Thursday, May 28, 2009

Bill Gates wants you dead


Throw me a frickin' bone here. It's "population control," OK?

A bunch of billionaires just met in some dark corner recently to discuss how they can pool their limitless resources to reduce the number of people breathing air on planet earth.

The result...
There was “nothing as crude as a vote” but a consensus emerged that they would back a strategy in which population growth would be tackled as a potentially disastrous environmental, social and industrial threat.

“This is something so nightmarish that everyone in this group agreed it needs big-brain answers,” said the guest. “They need to be independent of government agencies, which are unable to head off the disaster we all see looming.”

Hey, it's all fun and games until someone loses a few billion lives.

But why meet under multiple layers of secrecy?

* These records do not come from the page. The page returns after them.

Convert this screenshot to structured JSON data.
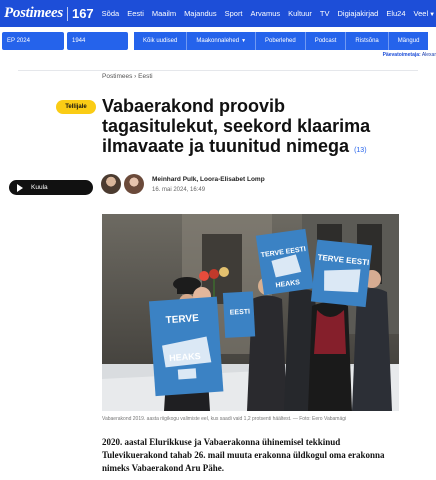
{
  "header": {
    "logo": "Postimees",
    "logo_number": "167",
    "nav": [
      "Sõda",
      "Eesti",
      "Maailm",
      "Majandus",
      "Sport",
      "Arvamus",
      "Kultuur",
      "TV",
      "Digiajakirjad",
      "Elu24",
      "Veel"
    ],
    "brand_color": "#1d4ed8"
  },
  "subbar": {
    "tile1": "EP 2024",
    "tile2": "1944",
    "tabs": [
      "Kõik uudised",
      "Maakonnalehed",
      "Poberlehed",
      "Podcast",
      "Ristsõna",
      "Mängud"
    ],
    "ticker_label": "Päevatoimetaja:",
    "ticker_name": "Alexar"
  },
  "breadcrumb": [
    "Postimees",
    "Eesti"
  ],
  "article": {
    "paywall_badge": "Tellijale",
    "title": "Vabaerakond proovib tagasitulekut, seekord klaarima ilmavaate ja tuunitud nimega",
    "comment_count": "(13)",
    "listen_label": "Kuula",
    "authors": "Meinhard Pulk, Loora-Elisabet Lomp",
    "date": "16. mai 2024, 16:49",
    "photo_caption": "Vabaerakond 2019. aasta riigikogu valimiste eel, kus saadi vaid 1,2 protsenti häältest. — Foto: Eero Vabamägi",
    "lead": "2020. aastal Elurikkuse ja Vabaerakonna ühinemisel tekkinud Tulevikuerakond tahab 26. mail muuta erakonna üldkogul oma erakonna nimeks Vabaerakond Aru Pähe.",
    "signs": [
      "TERVE EESTI HEAKS",
      "TERVE HEAKS",
      "EESTI"
    ]
  }
}
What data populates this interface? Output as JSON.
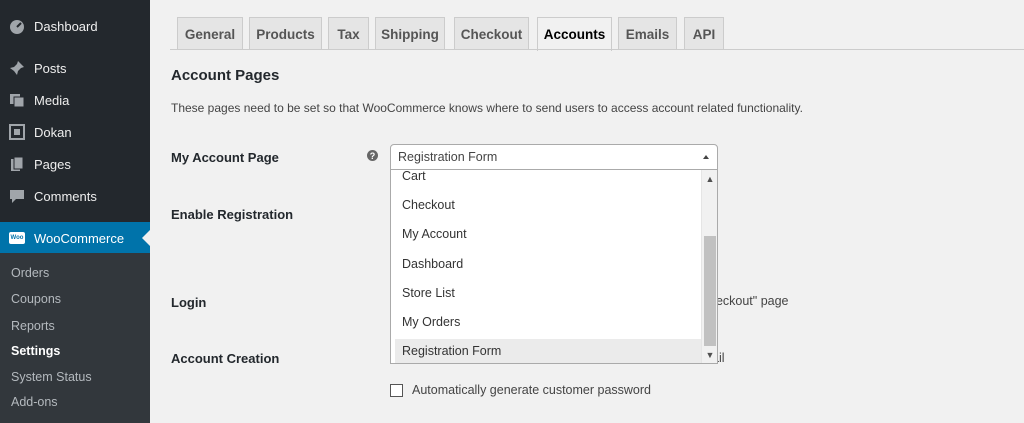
{
  "sidebar": {
    "items": [
      {
        "label": "Dashboard",
        "icon": "dashboard-icon"
      },
      {
        "label": "Posts",
        "icon": "pin-icon"
      },
      {
        "label": "Media",
        "icon": "media-icon"
      },
      {
        "label": "Dokan",
        "icon": "dokan-icon"
      },
      {
        "label": "Pages",
        "icon": "pages-icon"
      },
      {
        "label": "Comments",
        "icon": "comments-icon"
      },
      {
        "label": "WooCommerce",
        "icon": "woocommerce-icon",
        "logo_text": "Woo"
      }
    ],
    "submenu": [
      "Orders",
      "Coupons",
      "Reports",
      "Settings",
      "System Status",
      "Add-ons"
    ]
  },
  "tabs": [
    "General",
    "Products",
    "Tax",
    "Shipping",
    "Checkout",
    "Accounts",
    "Emails",
    "API"
  ],
  "section": {
    "title": "Account Pages",
    "description": "These pages need to be set so that WooCommerce knows where to send users to access account related functionality."
  },
  "rows": {
    "my_account": "My Account Page",
    "enable_registration": "Enable Registration",
    "login": "Login",
    "account_creation": "Account Creation"
  },
  "help_glyph": "?",
  "select": {
    "value": "Registration Form",
    "options": [
      "Cart",
      "Checkout",
      "My Account",
      "Dashboard",
      "Store List",
      "My Orders",
      "Registration Form"
    ]
  },
  "partials": {
    "login_tail": "heckout\" page",
    "creation_tail": "ail"
  },
  "checkbox": {
    "label": "Automatically generate customer password"
  },
  "colors": {
    "sidebar_bg": "#23282d",
    "active_menu": "#0073aa",
    "page_bg": "#f1f1f1"
  }
}
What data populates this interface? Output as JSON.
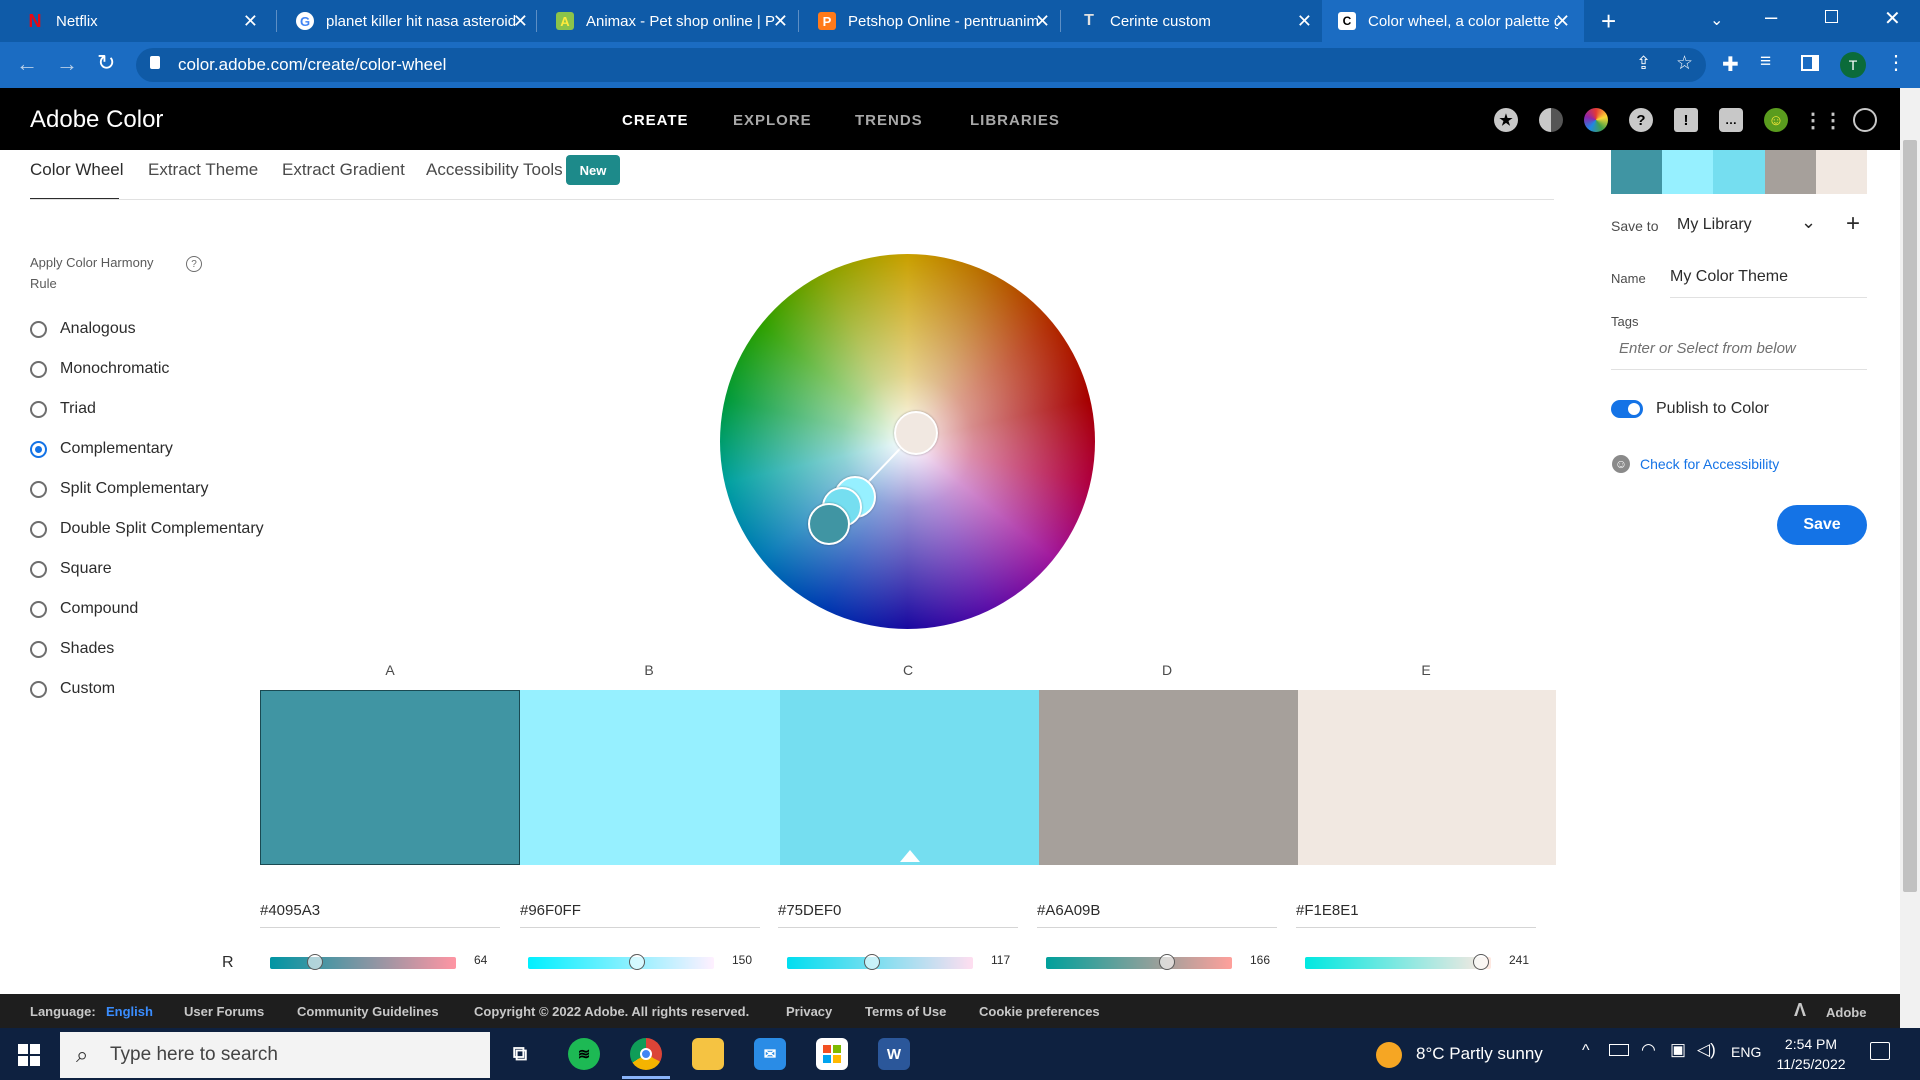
{
  "browser": {
    "tabs": [
      {
        "label": "Netflix",
        "favicon": "N",
        "fav_bg": "#000000",
        "fav_fg": "#e50914"
      },
      {
        "label": "planet killer hit nasa asteroid",
        "favicon": "G",
        "fav_bg": "#ffffff",
        "fav_fg": "#4285f4"
      },
      {
        "label": "Animax - Pet shop online | Pr",
        "favicon": "A",
        "fav_bg": "#8bc34a",
        "fav_fg": "#ffeb3b"
      },
      {
        "label": "Petshop Online - pentruanimal",
        "favicon": "P",
        "fav_bg": "#ff7a1a",
        "fav_fg": "#ffffff"
      },
      {
        "label": "Cerinte custom",
        "favicon": "T",
        "fav_bg": "#e0e0e0",
        "fav_fg": "#333333"
      },
      {
        "label": "Color wheel, a color palette g",
        "favicon": "C",
        "fav_bg": "#ffffff",
        "fav_fg": "#000000"
      }
    ],
    "url": "color.adobe.com/create/color-wheel",
    "profile_initial": "T"
  },
  "header": {
    "brand": "Adobe Color",
    "nav": [
      "CREATE",
      "EXPLORE",
      "TRENDS",
      "LIBRARIES"
    ]
  },
  "subtabs": {
    "items": [
      "Color Wheel",
      "Extract Theme",
      "Extract Gradient",
      "Accessibility Tools"
    ],
    "badge": "New"
  },
  "harmony": {
    "title_line1": "Apply Color Harmony",
    "title_line2": "Rule",
    "help": "?",
    "rules": [
      "Analogous",
      "Monochromatic",
      "Triad",
      "Complementary",
      "Split Complementary",
      "Double Split Complementary",
      "Square",
      "Compound",
      "Shades",
      "Custom"
    ],
    "selected": "Complementary"
  },
  "swatches": [
    {
      "letter": "A",
      "hex": "#4095A3",
      "r": 64
    },
    {
      "letter": "B",
      "hex": "#96F0FF",
      "r": 150
    },
    {
      "letter": "C",
      "hex": "#75DEF0",
      "r": 117
    },
    {
      "letter": "D",
      "hex": "#A6A09B",
      "r": 166
    },
    {
      "letter": "E",
      "hex": "#F1E8E1",
      "r": 241
    }
  ],
  "channel_label": "R",
  "right_panel": {
    "save_to_label": "Save to",
    "library": "My Library",
    "name_label": "Name",
    "name_value": "My Color Theme",
    "tags_label": "Tags",
    "tags_placeholder": "Enter or Select from below",
    "publish_label": "Publish to Color",
    "accessibility_link": "Check for Accessibility",
    "save_button": "Save"
  },
  "footer": {
    "language_label": "Language:",
    "language_value": "English",
    "links": [
      "User Forums",
      "Community Guidelines",
      "Copyright © 2022 Adobe. All rights reserved.",
      "Privacy",
      "Terms of Use",
      "Cookie preferences"
    ],
    "adobe": "Adobe"
  },
  "taskbar": {
    "search_placeholder": "Type here to search",
    "weather": "8°C  Partly sunny",
    "lang": "ENG",
    "time": "2:54 PM",
    "date": "11/25/2022"
  }
}
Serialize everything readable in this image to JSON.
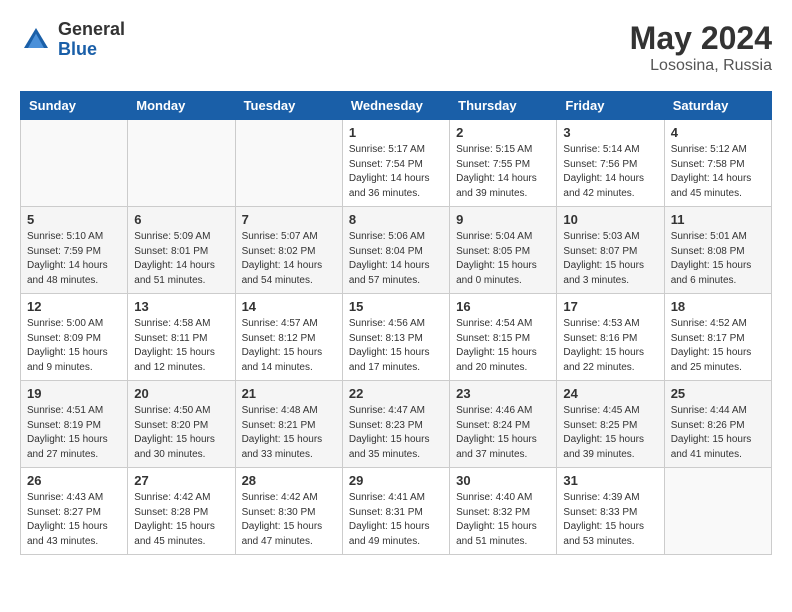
{
  "header": {
    "logo_general": "General",
    "logo_blue": "Blue",
    "title_month": "May 2024",
    "title_location": "Lososina, Russia"
  },
  "weekdays": [
    "Sunday",
    "Monday",
    "Tuesday",
    "Wednesday",
    "Thursday",
    "Friday",
    "Saturday"
  ],
  "weeks": [
    [
      {
        "day": "",
        "info": ""
      },
      {
        "day": "",
        "info": ""
      },
      {
        "day": "",
        "info": ""
      },
      {
        "day": "1",
        "info": "Sunrise: 5:17 AM\nSunset: 7:54 PM\nDaylight: 14 hours\nand 36 minutes."
      },
      {
        "day": "2",
        "info": "Sunrise: 5:15 AM\nSunset: 7:55 PM\nDaylight: 14 hours\nand 39 minutes."
      },
      {
        "day": "3",
        "info": "Sunrise: 5:14 AM\nSunset: 7:56 PM\nDaylight: 14 hours\nand 42 minutes."
      },
      {
        "day": "4",
        "info": "Sunrise: 5:12 AM\nSunset: 7:58 PM\nDaylight: 14 hours\nand 45 minutes."
      }
    ],
    [
      {
        "day": "5",
        "info": "Sunrise: 5:10 AM\nSunset: 7:59 PM\nDaylight: 14 hours\nand 48 minutes."
      },
      {
        "day": "6",
        "info": "Sunrise: 5:09 AM\nSunset: 8:01 PM\nDaylight: 14 hours\nand 51 minutes."
      },
      {
        "day": "7",
        "info": "Sunrise: 5:07 AM\nSunset: 8:02 PM\nDaylight: 14 hours\nand 54 minutes."
      },
      {
        "day": "8",
        "info": "Sunrise: 5:06 AM\nSunset: 8:04 PM\nDaylight: 14 hours\nand 57 minutes."
      },
      {
        "day": "9",
        "info": "Sunrise: 5:04 AM\nSunset: 8:05 PM\nDaylight: 15 hours\nand 0 minutes."
      },
      {
        "day": "10",
        "info": "Sunrise: 5:03 AM\nSunset: 8:07 PM\nDaylight: 15 hours\nand 3 minutes."
      },
      {
        "day": "11",
        "info": "Sunrise: 5:01 AM\nSunset: 8:08 PM\nDaylight: 15 hours\nand 6 minutes."
      }
    ],
    [
      {
        "day": "12",
        "info": "Sunrise: 5:00 AM\nSunset: 8:09 PM\nDaylight: 15 hours\nand 9 minutes."
      },
      {
        "day": "13",
        "info": "Sunrise: 4:58 AM\nSunset: 8:11 PM\nDaylight: 15 hours\nand 12 minutes."
      },
      {
        "day": "14",
        "info": "Sunrise: 4:57 AM\nSunset: 8:12 PM\nDaylight: 15 hours\nand 14 minutes."
      },
      {
        "day": "15",
        "info": "Sunrise: 4:56 AM\nSunset: 8:13 PM\nDaylight: 15 hours\nand 17 minutes."
      },
      {
        "day": "16",
        "info": "Sunrise: 4:54 AM\nSunset: 8:15 PM\nDaylight: 15 hours\nand 20 minutes."
      },
      {
        "day": "17",
        "info": "Sunrise: 4:53 AM\nSunset: 8:16 PM\nDaylight: 15 hours\nand 22 minutes."
      },
      {
        "day": "18",
        "info": "Sunrise: 4:52 AM\nSunset: 8:17 PM\nDaylight: 15 hours\nand 25 minutes."
      }
    ],
    [
      {
        "day": "19",
        "info": "Sunrise: 4:51 AM\nSunset: 8:19 PM\nDaylight: 15 hours\nand 27 minutes."
      },
      {
        "day": "20",
        "info": "Sunrise: 4:50 AM\nSunset: 8:20 PM\nDaylight: 15 hours\nand 30 minutes."
      },
      {
        "day": "21",
        "info": "Sunrise: 4:48 AM\nSunset: 8:21 PM\nDaylight: 15 hours\nand 33 minutes."
      },
      {
        "day": "22",
        "info": "Sunrise: 4:47 AM\nSunset: 8:23 PM\nDaylight: 15 hours\nand 35 minutes."
      },
      {
        "day": "23",
        "info": "Sunrise: 4:46 AM\nSunset: 8:24 PM\nDaylight: 15 hours\nand 37 minutes."
      },
      {
        "day": "24",
        "info": "Sunrise: 4:45 AM\nSunset: 8:25 PM\nDaylight: 15 hours\nand 39 minutes."
      },
      {
        "day": "25",
        "info": "Sunrise: 4:44 AM\nSunset: 8:26 PM\nDaylight: 15 hours\nand 41 minutes."
      }
    ],
    [
      {
        "day": "26",
        "info": "Sunrise: 4:43 AM\nSunset: 8:27 PM\nDaylight: 15 hours\nand 43 minutes."
      },
      {
        "day": "27",
        "info": "Sunrise: 4:42 AM\nSunset: 8:28 PM\nDaylight: 15 hours\nand 45 minutes."
      },
      {
        "day": "28",
        "info": "Sunrise: 4:42 AM\nSunset: 8:30 PM\nDaylight: 15 hours\nand 47 minutes."
      },
      {
        "day": "29",
        "info": "Sunrise: 4:41 AM\nSunset: 8:31 PM\nDaylight: 15 hours\nand 49 minutes."
      },
      {
        "day": "30",
        "info": "Sunrise: 4:40 AM\nSunset: 8:32 PM\nDaylight: 15 hours\nand 51 minutes."
      },
      {
        "day": "31",
        "info": "Sunrise: 4:39 AM\nSunset: 8:33 PM\nDaylight: 15 hours\nand 53 minutes."
      },
      {
        "day": "",
        "info": ""
      }
    ]
  ]
}
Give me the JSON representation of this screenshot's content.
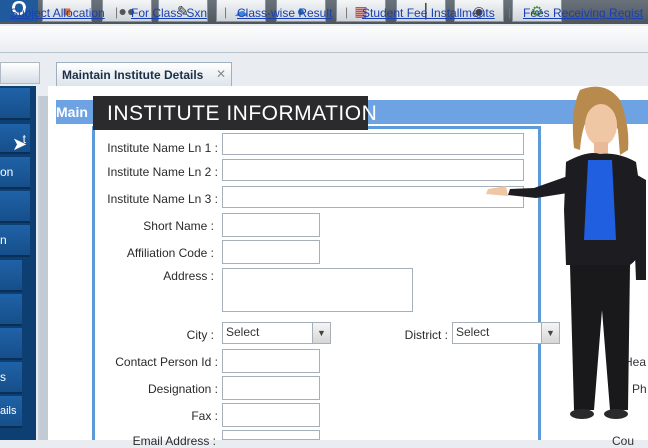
{
  "logo": {
    "text": "O"
  },
  "toolbar": {
    "icons": [
      "person-icon",
      "people-icon",
      "pen-icon",
      "cloud-icon",
      "users-icon",
      "calendar-icon",
      "desk-icon",
      "money-icon",
      "settings-icon"
    ]
  },
  "links": {
    "items": [
      "Subject Allocation",
      "For Class-Sxn",
      "Class-wise Result",
      "Student Fee Installments",
      "Fees Receiving Regist"
    ],
    "separator": "|"
  },
  "sidebar": {
    "items": [
      "t",
      "on",
      "",
      "n",
      "",
      "",
      "",
      "s",
      "ails"
    ]
  },
  "tab": {
    "label": "Maintain Institute Details",
    "close": "✕"
  },
  "title_strip": {
    "text": "Main"
  },
  "banner": {
    "text": "INSTITUTE INFORMATION"
  },
  "form": {
    "name1_label": "Institute Name Ln 1 :",
    "name2_label": "Institute Name Ln 2 :",
    "name3_label": "Institute Name Ln 3 :",
    "short_name_label": "Short Name :",
    "affiliation_label": "Affiliation Code :",
    "address_label": "Address :",
    "city_label": "City :",
    "city_value": "Select",
    "district_label": "District :",
    "district_value": "Select",
    "contact_label": "Contact Person Id :",
    "designation_label": "Designation :",
    "fax_label": "Fax :",
    "cutoff_label": "Email Address :",
    "right_edge_1": "Hea",
    "right_edge_2": "Ph",
    "right_edge_3": "Cou"
  },
  "colors": {
    "accent": "#5c9ad8",
    "sidebar": "#164f8a",
    "banner": "#2b2b2e",
    "link": "#1a3fb0"
  }
}
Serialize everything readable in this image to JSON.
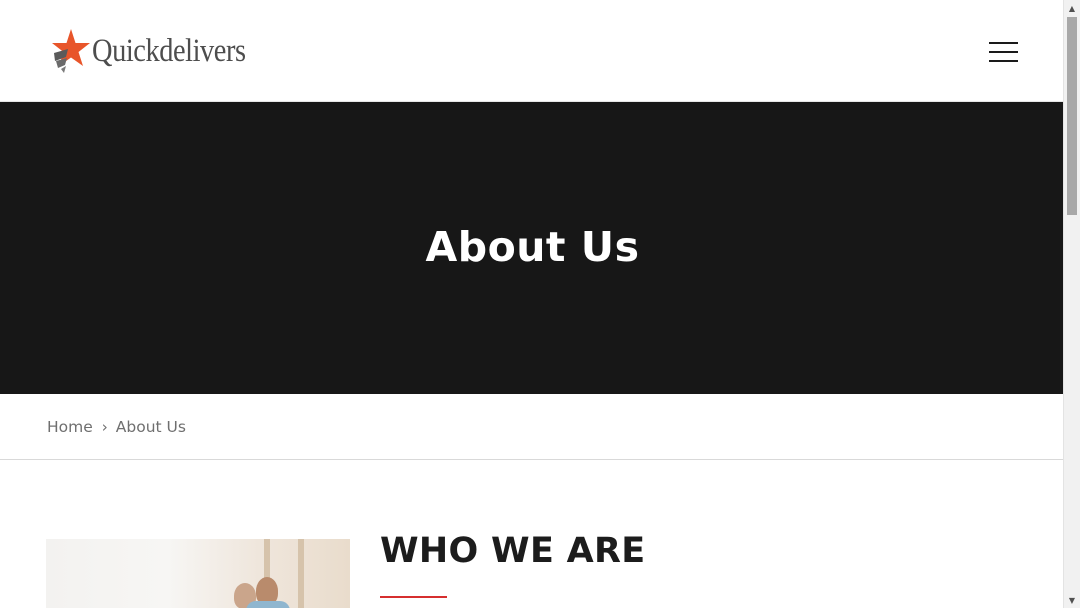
{
  "header": {
    "logo_text": "Quickdelivers",
    "logo_icon": "star-logo-icon",
    "menu_icon": "hamburger-menu-icon"
  },
  "hero": {
    "title": "About Us",
    "background": "#171717"
  },
  "breadcrumb": {
    "home": "Home",
    "separator": "›",
    "current": "About Us"
  },
  "content": {
    "section_title": "WHO WE ARE",
    "accent_color": "#d62f2f",
    "image_alt": "team-photo"
  },
  "scrollbar": {
    "up_arrow": "▲",
    "down_arrow": "▼"
  }
}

It seems they wanted "to speak rich to rich without worrying anything they said would end up in the newspapers, painting them as an alternative world government."

Totally. Wouldn't want to start any crazy conspiracy theories or anything. Might interfere with all the plans for global control of human destiny.

Bible study banned in San Diego County


Home is where the heart government is.

Holy shoot... I'm getting nervous over here. Seems like they're gunning for believers like never before -- outside the Roman Colosseum anyway.

Is planetary colonization available yet? Suddenly I'm dreaming of a shiny, solid-fuel rocket with "Mayflower II" stenciled on the side.

Tuesday, May 19, 2009

Networks announce fall shows


Wasteland

The season finales of everything worth watching are now behind us. (Don't get me started on the sucktacular mess that was '24' this season.)

And while I'm still reeling from the tragic loss of 'The Unit' from CBS's 2009 fall lineup, I'm prepared to move on with my life and start seeing other shows -- after a long and glorious summer of baseball, of course.

The short version on what the networks have going on? NBC and Fox are going down in flames, CBS is running on the fumes of past hits, and ABC is looking real, real good. Assuming your definition of "real, real good" is maybe three shows Splash might bother taking for a test drive.

"Flash Forward," "V," "Happy Town" (all ABC), "The Human Target" (Fox) and "Day One" (NBC's 'Lost?') are pretty much all I'm interested in sampling at this point. And I'm secretly hoping they all stink, because I watch too much TV already.

Now excuse me while I resume my email campaign to save 'The Unit' or revive it on another network.